Extrait de l’avant-propos ministériel de la consultation
Il ne fait aucun doute que la mise en place d’un régime d’opt-out pour l’utilisation de la propriété intellectuelle dans l’entraînement des IA ferait peser la charge sur les créatifs pour protéger leurs œuvres, une situation qui pourrait désavantager de manière disproportionnée les petits créateurs par rapport aux grands détenteurs de droits. Cette approche risque donc de ne pas être populaire auprès du secteur créatif.
À l’inverse, les entreprises d’IA font activement pression pour l’instauration d’un tel régime d’opt-out. Le gouvernement affirme que ses « objectifs clés » pour les industries créatives et l’IA comprennent la « promotion d’une plus grande confiance et transparence entre les secteurs ». Concilier le soutien au contrôle des créateurs sur leurs contenus et leur rémunération avec le développement de « modèles d’IA de premier plan au Royaume-Uni en garantissant un accès large et légal à des données de haute qualité » nécessitera toutefois un sacré numéro d’équilibriste si le résultat final ne doit pas se faire au détriment d’un secteur par rapport à l’autre.
La transparence comme prérequis
Cela dit, les ministres soulignent que quel que soit « l’ensemble d’interventions » que le gouvernement finira par présenter, il devra s’attaquer au manque de transparence de l’industrie de l’IA. Ainsi, tout en présentant le régime d’opt-out proposé comme « équilibré », ils affirment explicitement qu’une « plus grande transparence de la part des développeurs d’IA est un prérequis » pour que cette approche fonctionne.
Concrètement, le gouvernement indique que cela implique une « transparence sur les contenus utilisés pour entraîner les modèles, sur la manière dont ils les acquièrent et sur les contenus générés par leurs modèles », ajoutant que c’est « vital pour renforcer la confiance » et qu’il « sollicite des avis sur la meilleure façon d’y parvenir ».
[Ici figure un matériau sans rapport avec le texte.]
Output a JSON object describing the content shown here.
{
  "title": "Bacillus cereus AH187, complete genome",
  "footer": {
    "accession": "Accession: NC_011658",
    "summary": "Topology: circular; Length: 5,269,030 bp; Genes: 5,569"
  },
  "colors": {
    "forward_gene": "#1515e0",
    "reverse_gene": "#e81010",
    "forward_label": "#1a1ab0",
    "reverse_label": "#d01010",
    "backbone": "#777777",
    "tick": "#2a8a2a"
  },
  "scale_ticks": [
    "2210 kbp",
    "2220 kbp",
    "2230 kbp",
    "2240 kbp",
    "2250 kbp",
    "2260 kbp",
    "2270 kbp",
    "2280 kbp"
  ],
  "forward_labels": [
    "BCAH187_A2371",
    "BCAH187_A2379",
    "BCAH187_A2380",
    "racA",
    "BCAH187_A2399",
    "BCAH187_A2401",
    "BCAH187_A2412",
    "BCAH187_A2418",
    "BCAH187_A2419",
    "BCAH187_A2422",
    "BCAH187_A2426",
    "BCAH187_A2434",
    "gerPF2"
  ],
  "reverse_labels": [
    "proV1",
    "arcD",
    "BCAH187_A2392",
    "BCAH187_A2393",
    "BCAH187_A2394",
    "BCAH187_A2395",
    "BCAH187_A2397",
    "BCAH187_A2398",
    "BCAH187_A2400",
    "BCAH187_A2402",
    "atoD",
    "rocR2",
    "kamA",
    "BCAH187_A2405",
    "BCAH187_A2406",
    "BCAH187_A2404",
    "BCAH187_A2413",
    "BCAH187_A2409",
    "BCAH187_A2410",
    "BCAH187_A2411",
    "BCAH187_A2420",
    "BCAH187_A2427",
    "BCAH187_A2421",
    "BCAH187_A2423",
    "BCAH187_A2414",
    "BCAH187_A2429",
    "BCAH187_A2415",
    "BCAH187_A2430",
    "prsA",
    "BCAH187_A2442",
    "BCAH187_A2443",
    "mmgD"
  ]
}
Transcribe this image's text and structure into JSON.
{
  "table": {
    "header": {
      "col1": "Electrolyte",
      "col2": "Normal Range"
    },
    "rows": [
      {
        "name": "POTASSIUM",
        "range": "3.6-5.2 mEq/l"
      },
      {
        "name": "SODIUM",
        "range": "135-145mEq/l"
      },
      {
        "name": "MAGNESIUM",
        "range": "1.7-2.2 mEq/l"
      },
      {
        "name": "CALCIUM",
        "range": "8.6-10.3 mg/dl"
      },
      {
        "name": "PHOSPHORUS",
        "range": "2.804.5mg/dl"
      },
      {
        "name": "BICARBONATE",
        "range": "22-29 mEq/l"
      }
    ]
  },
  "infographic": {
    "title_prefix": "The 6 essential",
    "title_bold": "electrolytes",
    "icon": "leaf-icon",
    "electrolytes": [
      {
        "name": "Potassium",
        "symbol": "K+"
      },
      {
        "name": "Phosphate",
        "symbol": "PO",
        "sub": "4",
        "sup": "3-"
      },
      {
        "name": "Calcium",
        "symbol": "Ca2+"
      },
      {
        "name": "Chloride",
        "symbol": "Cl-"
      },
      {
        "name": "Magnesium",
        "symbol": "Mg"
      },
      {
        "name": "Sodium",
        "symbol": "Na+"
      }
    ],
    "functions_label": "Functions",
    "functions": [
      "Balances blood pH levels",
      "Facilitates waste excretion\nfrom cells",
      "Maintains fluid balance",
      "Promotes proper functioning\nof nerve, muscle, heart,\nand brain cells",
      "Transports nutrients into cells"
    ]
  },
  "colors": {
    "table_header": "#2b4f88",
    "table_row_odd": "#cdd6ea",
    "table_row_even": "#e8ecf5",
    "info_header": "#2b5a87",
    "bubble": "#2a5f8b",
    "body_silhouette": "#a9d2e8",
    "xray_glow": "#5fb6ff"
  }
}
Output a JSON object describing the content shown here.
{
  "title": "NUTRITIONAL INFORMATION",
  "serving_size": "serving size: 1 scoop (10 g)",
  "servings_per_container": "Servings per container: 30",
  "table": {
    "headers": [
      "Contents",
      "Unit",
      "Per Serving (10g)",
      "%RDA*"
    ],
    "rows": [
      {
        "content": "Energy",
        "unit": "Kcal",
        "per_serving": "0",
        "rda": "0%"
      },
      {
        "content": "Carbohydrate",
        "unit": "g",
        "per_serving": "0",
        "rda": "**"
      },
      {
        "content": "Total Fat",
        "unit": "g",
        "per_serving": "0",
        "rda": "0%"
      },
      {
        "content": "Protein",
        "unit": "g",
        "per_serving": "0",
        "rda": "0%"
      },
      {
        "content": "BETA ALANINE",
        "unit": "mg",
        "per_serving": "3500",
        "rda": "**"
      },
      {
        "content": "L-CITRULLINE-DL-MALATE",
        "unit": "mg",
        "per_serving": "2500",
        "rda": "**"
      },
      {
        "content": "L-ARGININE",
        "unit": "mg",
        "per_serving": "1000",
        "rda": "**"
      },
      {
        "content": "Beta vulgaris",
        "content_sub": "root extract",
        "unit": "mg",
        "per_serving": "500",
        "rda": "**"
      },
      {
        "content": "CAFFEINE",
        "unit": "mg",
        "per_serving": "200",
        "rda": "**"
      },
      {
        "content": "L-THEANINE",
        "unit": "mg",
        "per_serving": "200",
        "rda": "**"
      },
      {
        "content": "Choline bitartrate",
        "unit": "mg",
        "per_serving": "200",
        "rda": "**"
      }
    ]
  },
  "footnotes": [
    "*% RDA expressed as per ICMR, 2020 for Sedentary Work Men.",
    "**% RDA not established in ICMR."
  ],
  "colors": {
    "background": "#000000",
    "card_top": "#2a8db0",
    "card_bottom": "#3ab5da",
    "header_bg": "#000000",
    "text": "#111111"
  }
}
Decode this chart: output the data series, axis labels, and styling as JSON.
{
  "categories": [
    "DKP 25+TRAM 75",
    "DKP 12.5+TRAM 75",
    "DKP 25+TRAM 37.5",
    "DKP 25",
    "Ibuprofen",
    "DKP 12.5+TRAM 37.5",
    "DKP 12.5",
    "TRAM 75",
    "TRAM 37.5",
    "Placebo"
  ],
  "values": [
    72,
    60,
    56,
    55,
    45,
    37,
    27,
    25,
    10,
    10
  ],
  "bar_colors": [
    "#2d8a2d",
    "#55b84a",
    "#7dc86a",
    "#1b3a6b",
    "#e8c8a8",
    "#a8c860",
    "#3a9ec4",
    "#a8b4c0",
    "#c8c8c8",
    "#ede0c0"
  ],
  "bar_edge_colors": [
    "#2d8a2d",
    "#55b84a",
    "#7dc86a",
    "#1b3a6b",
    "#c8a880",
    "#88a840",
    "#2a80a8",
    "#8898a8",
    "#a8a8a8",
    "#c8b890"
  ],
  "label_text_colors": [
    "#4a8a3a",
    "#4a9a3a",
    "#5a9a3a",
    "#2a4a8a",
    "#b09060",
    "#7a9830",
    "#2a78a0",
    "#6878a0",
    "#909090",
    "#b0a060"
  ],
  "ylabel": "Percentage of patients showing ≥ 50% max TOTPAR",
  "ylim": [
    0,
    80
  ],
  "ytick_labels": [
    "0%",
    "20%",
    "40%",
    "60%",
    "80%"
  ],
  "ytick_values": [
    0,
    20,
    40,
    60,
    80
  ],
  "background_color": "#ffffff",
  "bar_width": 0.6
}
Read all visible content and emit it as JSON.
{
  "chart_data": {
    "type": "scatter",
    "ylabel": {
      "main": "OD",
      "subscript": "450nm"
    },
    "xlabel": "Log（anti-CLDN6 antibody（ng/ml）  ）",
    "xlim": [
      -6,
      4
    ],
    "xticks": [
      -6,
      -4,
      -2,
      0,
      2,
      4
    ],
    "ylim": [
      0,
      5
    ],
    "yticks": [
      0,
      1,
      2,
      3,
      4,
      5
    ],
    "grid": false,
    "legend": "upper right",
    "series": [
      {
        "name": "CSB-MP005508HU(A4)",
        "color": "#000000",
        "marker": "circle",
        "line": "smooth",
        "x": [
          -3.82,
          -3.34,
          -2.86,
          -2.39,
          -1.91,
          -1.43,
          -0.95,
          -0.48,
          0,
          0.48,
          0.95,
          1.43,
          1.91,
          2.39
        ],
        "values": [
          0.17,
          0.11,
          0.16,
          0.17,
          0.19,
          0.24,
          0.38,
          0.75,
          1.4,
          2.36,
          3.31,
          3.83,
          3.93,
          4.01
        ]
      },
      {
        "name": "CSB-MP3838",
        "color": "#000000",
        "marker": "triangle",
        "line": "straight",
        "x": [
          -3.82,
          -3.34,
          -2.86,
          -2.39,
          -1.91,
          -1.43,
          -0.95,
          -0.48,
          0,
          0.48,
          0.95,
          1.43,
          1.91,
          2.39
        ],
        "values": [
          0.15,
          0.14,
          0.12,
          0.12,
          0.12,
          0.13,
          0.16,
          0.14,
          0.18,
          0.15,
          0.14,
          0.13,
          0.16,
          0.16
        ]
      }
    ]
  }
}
Faciliter l’exercice des droits pour les créateurs
Un autre élément présenté comme nécessaire au bon fonctionnement d’un régime d’opt-out est le développement de « moyens techniques simples permettant aux créateurs d’exercer leurs droits, individuellement ou collectivement ». Cela exigera des entreprises d’IA et des industries créatives qu’elles se rassemblent pour créer de nouveaux systèmes techniques permettant « d’atteindre l’objectif souhaité d’un meilleur contrôle et d’une meilleure concession de licences de propriété intellectuelle ».
La consultation est ouverte pendant 10 semaines, jusqu’au 25 février 2025. Le gouvernement s’engage à mener un programme « d’activités d’engagement plus larges » pendant cette période pour « s’assurer que tout l’éventail des points de vue soit entendu ». Affaire à suivre, donc, dans ce débat crucial pour l’avenir de la création à l’ère de l’IA.